コピーライターが元気だったころ

39度を越える熱を出した昨夜、悪夢に転げ回った。「終わりのない複雑な伊語の文章を、鏡に映して読まなければならない」という試練を課せられる夢だった。大量の横文字が頭の中を流れていき、やめればいいのにそれを読み続け、夢の中なのにこれは気が狂うと「実感」した。のたうちまわって目覚めたとき、昔々の広告のキャッチコピーがいきなり頭に浮かんだ。


「何も足さない。何も引かない。」


サントリーウィスキー山崎の広告コピーで西村佳也の作。昔々にコピーライターを目指していた私は、このコピーが大好きだった。そしてもうひとつ、忘れられないコピーがある。


「ほしいものが、ほしいわ」


こちらは西武百貨店糸井重里氏の作。池袋の駅で、男の子と女の子がキスをしかけているという写真がついたこの広告ポスターを盗んだ。
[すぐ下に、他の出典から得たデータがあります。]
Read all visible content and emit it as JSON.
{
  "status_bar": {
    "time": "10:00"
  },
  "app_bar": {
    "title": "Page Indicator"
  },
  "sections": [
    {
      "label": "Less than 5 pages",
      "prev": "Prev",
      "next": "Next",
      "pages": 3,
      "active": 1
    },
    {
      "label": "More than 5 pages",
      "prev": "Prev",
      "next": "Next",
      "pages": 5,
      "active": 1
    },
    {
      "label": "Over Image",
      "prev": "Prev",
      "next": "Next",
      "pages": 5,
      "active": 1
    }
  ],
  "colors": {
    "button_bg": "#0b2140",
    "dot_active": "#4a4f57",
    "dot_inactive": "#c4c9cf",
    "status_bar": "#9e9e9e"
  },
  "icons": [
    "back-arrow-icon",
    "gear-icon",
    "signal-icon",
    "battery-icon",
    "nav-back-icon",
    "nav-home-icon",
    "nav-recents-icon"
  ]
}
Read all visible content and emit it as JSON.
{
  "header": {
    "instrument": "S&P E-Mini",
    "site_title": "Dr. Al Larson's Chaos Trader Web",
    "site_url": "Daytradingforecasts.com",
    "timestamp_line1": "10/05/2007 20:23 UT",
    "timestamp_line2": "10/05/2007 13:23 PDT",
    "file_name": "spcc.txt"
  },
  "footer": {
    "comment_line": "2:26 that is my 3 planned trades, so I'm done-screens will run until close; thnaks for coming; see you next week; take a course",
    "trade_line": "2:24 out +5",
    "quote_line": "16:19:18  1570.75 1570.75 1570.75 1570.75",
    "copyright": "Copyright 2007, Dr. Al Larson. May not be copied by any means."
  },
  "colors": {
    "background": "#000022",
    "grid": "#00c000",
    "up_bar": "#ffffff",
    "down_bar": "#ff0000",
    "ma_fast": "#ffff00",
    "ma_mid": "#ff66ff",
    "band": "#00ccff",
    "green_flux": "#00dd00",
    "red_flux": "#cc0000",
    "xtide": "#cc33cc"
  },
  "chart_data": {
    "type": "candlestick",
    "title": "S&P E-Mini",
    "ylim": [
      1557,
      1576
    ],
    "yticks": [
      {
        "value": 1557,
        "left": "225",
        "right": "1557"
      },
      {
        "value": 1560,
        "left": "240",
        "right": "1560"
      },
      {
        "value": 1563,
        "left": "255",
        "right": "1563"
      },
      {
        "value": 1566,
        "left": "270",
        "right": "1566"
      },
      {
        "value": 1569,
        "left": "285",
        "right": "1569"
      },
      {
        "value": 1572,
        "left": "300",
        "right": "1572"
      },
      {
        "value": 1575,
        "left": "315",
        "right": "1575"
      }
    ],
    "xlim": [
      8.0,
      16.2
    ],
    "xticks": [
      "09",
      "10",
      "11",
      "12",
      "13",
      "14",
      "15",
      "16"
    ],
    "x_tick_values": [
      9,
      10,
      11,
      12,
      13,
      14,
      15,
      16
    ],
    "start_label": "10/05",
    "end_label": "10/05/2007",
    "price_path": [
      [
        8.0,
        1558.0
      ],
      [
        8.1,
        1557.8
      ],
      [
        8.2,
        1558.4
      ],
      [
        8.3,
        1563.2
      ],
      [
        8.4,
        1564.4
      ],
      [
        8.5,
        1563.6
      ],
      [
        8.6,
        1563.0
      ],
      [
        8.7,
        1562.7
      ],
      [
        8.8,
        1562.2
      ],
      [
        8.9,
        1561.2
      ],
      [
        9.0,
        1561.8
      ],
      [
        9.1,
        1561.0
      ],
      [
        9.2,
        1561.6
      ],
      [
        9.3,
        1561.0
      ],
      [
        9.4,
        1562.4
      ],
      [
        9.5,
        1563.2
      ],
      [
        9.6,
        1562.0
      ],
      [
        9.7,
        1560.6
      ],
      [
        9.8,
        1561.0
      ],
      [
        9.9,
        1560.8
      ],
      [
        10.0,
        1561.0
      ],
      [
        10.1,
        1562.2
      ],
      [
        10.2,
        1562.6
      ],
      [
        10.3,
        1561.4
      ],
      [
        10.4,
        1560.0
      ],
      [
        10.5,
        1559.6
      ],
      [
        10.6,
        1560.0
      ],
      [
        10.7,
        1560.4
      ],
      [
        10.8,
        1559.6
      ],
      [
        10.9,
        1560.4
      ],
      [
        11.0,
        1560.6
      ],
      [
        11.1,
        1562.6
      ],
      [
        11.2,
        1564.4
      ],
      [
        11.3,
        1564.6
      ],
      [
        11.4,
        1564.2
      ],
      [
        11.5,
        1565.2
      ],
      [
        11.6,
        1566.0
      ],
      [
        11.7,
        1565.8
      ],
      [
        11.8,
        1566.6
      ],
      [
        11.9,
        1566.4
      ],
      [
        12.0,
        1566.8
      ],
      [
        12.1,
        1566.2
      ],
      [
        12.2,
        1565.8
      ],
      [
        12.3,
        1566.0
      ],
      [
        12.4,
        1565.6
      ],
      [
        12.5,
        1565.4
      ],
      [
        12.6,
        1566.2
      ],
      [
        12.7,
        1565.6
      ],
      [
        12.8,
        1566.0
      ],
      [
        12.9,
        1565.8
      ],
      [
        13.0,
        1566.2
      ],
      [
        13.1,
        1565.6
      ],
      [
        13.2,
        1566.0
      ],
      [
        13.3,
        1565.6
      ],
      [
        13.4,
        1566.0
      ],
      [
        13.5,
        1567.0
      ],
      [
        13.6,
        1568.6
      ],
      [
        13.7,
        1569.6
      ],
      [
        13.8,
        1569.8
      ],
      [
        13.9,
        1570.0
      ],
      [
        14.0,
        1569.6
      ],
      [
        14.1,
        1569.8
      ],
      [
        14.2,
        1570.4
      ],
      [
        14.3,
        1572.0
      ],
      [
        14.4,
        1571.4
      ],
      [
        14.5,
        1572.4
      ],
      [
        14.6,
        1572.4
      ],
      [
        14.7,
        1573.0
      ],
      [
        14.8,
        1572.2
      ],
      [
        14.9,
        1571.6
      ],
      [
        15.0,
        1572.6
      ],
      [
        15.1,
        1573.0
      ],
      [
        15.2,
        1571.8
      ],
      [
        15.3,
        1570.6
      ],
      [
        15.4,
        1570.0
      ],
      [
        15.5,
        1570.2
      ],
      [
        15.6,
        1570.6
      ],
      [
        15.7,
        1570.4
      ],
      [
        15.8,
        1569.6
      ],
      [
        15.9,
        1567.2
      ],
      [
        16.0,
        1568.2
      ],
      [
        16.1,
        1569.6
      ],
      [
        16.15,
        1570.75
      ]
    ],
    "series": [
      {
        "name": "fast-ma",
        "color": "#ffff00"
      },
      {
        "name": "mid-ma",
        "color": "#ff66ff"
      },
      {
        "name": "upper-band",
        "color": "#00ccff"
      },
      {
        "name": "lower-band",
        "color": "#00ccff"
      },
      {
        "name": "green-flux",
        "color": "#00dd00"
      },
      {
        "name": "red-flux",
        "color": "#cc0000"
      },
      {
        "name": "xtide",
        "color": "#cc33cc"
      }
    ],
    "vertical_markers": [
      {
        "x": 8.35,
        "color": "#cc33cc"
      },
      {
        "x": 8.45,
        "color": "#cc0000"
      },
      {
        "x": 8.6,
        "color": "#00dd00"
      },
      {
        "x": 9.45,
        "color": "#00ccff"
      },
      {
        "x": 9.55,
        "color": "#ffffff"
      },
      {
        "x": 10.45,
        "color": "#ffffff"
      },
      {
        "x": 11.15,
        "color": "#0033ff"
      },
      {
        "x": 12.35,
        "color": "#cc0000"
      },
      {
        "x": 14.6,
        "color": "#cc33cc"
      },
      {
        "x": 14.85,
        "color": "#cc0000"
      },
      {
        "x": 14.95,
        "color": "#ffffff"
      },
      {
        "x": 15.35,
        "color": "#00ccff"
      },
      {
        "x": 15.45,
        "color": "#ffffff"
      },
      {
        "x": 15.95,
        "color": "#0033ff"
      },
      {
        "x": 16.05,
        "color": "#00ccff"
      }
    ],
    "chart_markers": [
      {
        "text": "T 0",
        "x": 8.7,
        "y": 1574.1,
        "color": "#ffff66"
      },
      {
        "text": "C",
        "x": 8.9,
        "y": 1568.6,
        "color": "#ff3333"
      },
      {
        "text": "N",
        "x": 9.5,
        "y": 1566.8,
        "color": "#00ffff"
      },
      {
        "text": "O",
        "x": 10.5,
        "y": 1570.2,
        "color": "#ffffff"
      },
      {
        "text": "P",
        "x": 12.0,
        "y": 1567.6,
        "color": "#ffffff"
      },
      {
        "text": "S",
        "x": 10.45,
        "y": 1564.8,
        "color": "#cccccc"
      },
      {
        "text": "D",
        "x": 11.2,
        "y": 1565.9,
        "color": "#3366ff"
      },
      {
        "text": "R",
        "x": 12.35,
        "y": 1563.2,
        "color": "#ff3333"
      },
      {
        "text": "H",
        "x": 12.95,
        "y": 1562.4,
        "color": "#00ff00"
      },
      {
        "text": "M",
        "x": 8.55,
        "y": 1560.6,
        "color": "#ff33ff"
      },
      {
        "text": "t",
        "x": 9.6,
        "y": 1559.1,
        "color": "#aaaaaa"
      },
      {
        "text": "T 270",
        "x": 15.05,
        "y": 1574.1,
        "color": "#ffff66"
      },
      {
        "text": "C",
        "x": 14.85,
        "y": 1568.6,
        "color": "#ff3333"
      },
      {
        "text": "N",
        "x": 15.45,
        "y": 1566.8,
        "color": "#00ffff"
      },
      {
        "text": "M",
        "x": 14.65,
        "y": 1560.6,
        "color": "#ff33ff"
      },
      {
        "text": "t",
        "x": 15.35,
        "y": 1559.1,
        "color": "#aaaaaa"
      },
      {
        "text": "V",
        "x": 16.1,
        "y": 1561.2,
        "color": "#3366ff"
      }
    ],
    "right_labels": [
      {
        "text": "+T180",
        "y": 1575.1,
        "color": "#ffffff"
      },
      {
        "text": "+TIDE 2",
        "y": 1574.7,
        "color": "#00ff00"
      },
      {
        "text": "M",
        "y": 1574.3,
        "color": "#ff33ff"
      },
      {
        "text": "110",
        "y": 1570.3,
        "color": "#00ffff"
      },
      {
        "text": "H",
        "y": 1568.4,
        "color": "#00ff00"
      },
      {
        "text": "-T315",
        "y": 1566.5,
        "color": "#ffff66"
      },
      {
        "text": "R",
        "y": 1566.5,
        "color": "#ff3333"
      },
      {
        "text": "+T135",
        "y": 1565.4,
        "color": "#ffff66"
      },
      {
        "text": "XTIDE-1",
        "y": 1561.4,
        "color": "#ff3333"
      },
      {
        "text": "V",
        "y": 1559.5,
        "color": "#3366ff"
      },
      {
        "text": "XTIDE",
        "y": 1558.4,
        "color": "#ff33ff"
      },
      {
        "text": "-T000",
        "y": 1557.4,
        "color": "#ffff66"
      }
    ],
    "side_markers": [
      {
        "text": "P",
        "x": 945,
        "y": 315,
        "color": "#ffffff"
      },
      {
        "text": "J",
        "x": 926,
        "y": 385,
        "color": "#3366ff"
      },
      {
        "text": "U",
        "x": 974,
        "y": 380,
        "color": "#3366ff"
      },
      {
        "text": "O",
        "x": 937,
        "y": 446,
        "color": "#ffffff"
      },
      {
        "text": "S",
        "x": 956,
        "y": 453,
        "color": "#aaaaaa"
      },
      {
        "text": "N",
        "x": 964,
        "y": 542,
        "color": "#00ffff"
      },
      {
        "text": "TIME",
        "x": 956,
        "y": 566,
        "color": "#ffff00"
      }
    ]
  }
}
たった1行からなる表現は、そのものの行間を読むというよりは、受け手のそのときの気分や想像力や時代の雰囲気といった「茫洋とした大きな器」の中に据えられてはじめて何かを伝えるものになるという意味では、文章よりも音楽やアートに似ているとわたしは思う。


そういう才能のなかったわたしは、コピーライターになることを諦めたが、あのころあんなに元気だったコピーライターは、どこへ消えてしまったのだらう。1行が持つ美しさや強さを思い出させてくれるような人は業界にはもういないのだろうか。